Planned Giving: What You Should Know

Planned Giving: What You Should Know
Photo by Jamie Girll/Getty Images

By MOAA Staff


(For details on planned giving options, please contact our Development office at or call (800) 234-6622, ext. 169)


The mission of MOAA Charities is serving those who serve. You can help the MOAA Scholarship Fund and The MOAA Foundation fulfill this mission for generations of servicemembers to come by including a bequest — a gift in your will.


Over the past decade, the MOAA Scholarship Fund has averaged $5 million in bequests a year, allowing the fund to grow from $62 million in assets to $147 million. Because of this, the size and number of grants provided to students have dramatically increased, reducing the financial burden of student loans.
The MOAA Foundation also would benefit from this level of support; we could assist an ever-growing group of recipients through financial grants, webinars, financial benefits education, and more.

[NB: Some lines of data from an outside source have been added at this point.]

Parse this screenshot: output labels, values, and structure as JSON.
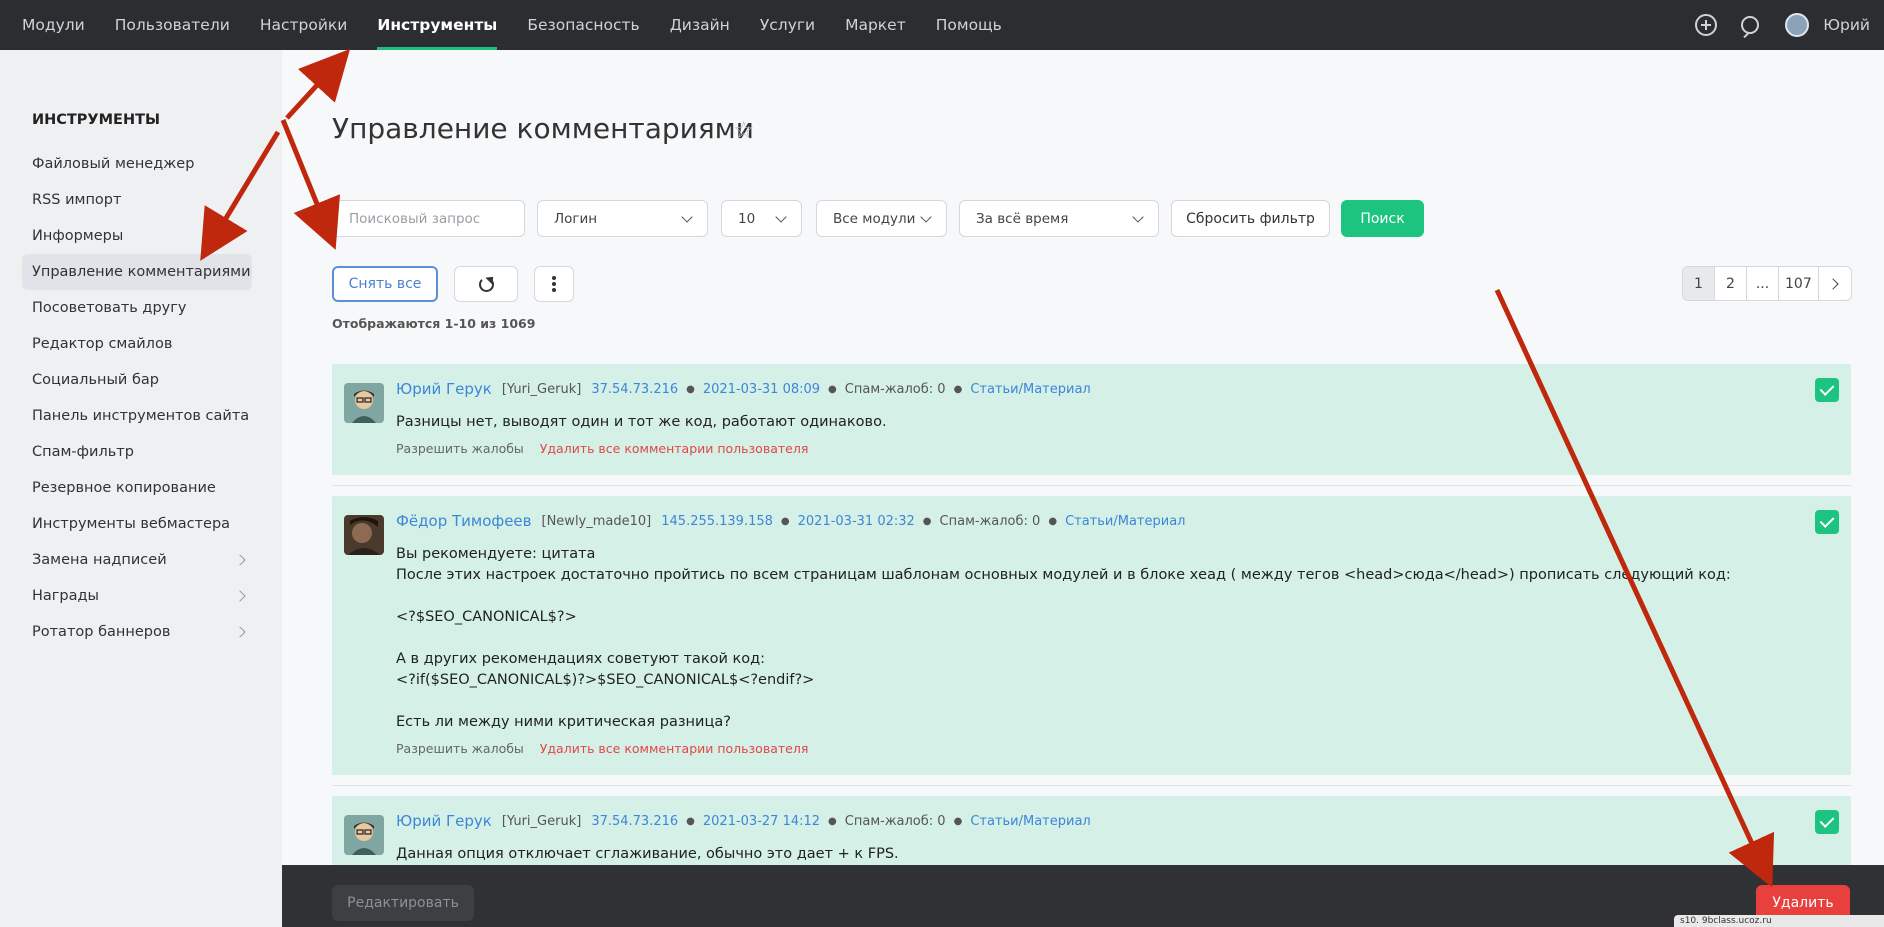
{
  "topnav": {
    "items": [
      "Модули",
      "Пользователи",
      "Настройки",
      "Инструменты",
      "Безопасность",
      "Дизайн",
      "Услуги",
      "Маркет",
      "Помощь"
    ],
    "active_index": 3,
    "user_name": "Юрий"
  },
  "sidebar": {
    "title": "ИНСТРУМЕНТЫ",
    "items": [
      {
        "label": "Файловый менеджер",
        "has_submenu": false
      },
      {
        "label": "RSS импорт",
        "has_submenu": false
      },
      {
        "label": "Информеры",
        "has_submenu": false
      },
      {
        "label": "Управление комментариями",
        "has_submenu": false,
        "active": true
      },
      {
        "label": "Посоветовать другу",
        "has_submenu": false
      },
      {
        "label": "Редактор смайлов",
        "has_submenu": false
      },
      {
        "label": "Социальный бар",
        "has_submenu": false
      },
      {
        "label": "Панель инструментов сайта",
        "has_submenu": false
      },
      {
        "label": "Спам-фильтр",
        "has_submenu": false
      },
      {
        "label": "Резервное копирование",
        "has_submenu": false
      },
      {
        "label": "Инструменты вебмастера",
        "has_submenu": false
      },
      {
        "label": "Замена надписей",
        "has_submenu": true
      },
      {
        "label": "Награды",
        "has_submenu": true
      },
      {
        "label": "Ротатор баннеров",
        "has_submenu": true
      }
    ]
  },
  "page": {
    "title": "Управление комментариями"
  },
  "filters": {
    "search_placeholder": "Поисковый запрос",
    "login_select": "Логин",
    "per_page_select": "10",
    "modules_select": "Все модули",
    "period_select": "За всё время",
    "reset_label": "Сбросить фильтр",
    "search_label": "Поиск"
  },
  "toolbar": {
    "unselect_all_label": "Снять все"
  },
  "summary": {
    "count_text": "Отображаются 1-10 из 1069"
  },
  "pagination": {
    "pages": [
      "1",
      "2",
      "...",
      "107"
    ],
    "active_index": 0
  },
  "comments": [
    {
      "author": "Юрий Герук",
      "login": "[Yuri_Geruk]",
      "ip": "37.54.73.216",
      "datetime": "2021-03-31 08:09",
      "spam": "Спам-жалоб: 0",
      "category": "Статьи/Материал",
      "text": "Разницы нет, выводят один и тот же код, работают одинаково.",
      "allow_label": "Разрешить жалобы",
      "delete_all_label": "Удалить все комментарии пользователя",
      "checked": true
    },
    {
      "author": "Фёдор Тимофеев",
      "login": "[Newly_made10]",
      "ip": "145.255.139.158",
      "datetime": "2021-03-31 02:32",
      "spam": "Спам-жалоб: 0",
      "category": "Статьи/Материал",
      "text": "Вы рекомендуете: цитата\nПосле этих настроек достаточно пройтись по всем страницам шаблонам основных модулей и в блоке хеад ( между тегов <head>сюда</head>) прописать следующий код:\n\n<?$SEO_CANONICAL$?>\n\nА в других рекомендациях советуют такой код:\n<?if($SEO_CANONICAL$)?>$SEO_CANONICAL$<?endif?>\n\nЕсть ли между ними критическая разница?",
      "allow_label": "Разрешить жалобы",
      "delete_all_label": "Удалить все комментарии пользователя",
      "checked": true
    },
    {
      "author": "Юрий Герук",
      "login": "[Yuri_Geruk]",
      "ip": "37.54.73.216",
      "datetime": "2021-03-27 14:12",
      "spam": "Спам-жалоб: 0",
      "category": "Статьи/Материал",
      "text": "Данная опция отключает сглаживание, обычно это дает + к FPS.",
      "checked": true
    }
  ],
  "bottombar": {
    "edit_label": "Редактировать",
    "delete_label": "Удалить",
    "status_text": "s10. 9bclass.ucoz.ru"
  },
  "colors": {
    "accent_green": "#1dc47f",
    "link_blue": "#3d86d8",
    "danger_red": "#e8403d",
    "comment_bg": "#d5f0e6",
    "arrow_red": "#c0280e"
  }
}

MOAA Charities works with the General Counsel’s office and the Finance Department to ensure bequests are properly stewarded. For donors like Col.
Nanette Brédé Mueller, USA (Ret), this was important to her decision to set up a planned gift to the MOAA Scholarship Fund.


“[Bequests are] about investing in future generations and trusting MOAA to use that money wisely,” she said. “I know my gift will help military children receive a good education so they can go on to lead our nation.”


Why do people choose to include MOAA’s charities in their wills or trusts? For many, it is knowing we make good use of our charitable gifts. For example, Lt. Col. Donald Catron, USA (Ret), and his wife, Connie Catron, Legacy Circle members, support the Scholarship Fund because they know all the money raised supports the students.


If you are staying at home due to the COVID-19 pandemic, you may have found additional hours in your day. It may be the perfect time to review your estate planning documents. Nearly every law firm is able to work with you remotely, answering your questions and addressing your concerns through email and phone conversations.


[BEQUEST LANGUAGE: MOAA Foundation | Scholarship Fund] 


If you are concerned about how your assets will hold up during these turbulent times and want to provide for family, friends, and charities through planned gifts, it may be prudent to provide percentage-share gifts (i.e., 20% of the remainder to Beneficiary A; 12% to Beneficiary B, etc.) rather than set dollar amounts ($10,000 to Beneficiary A; $5,000 to Beneficiary B, etc.). This ensures your beneficiaries receive a gift but the value is dependent on available assets.


With social distancing, it is prudent to limit visits to banks and other financial institutions, but most donors can change the beneficiary designations on their IRAs, qualified pension plans, and life insurance policies from home. Many of these changes can be made online or by completing a standard form and sending it to the plan administrator. This is also true for naming a charity on a CD at your bank and for a number of other assets. Gifts from an IRA, 401(k), or 403(b) can make a great deal of sense to most donors, providing income reduction, tax deductions, and ease of transfer.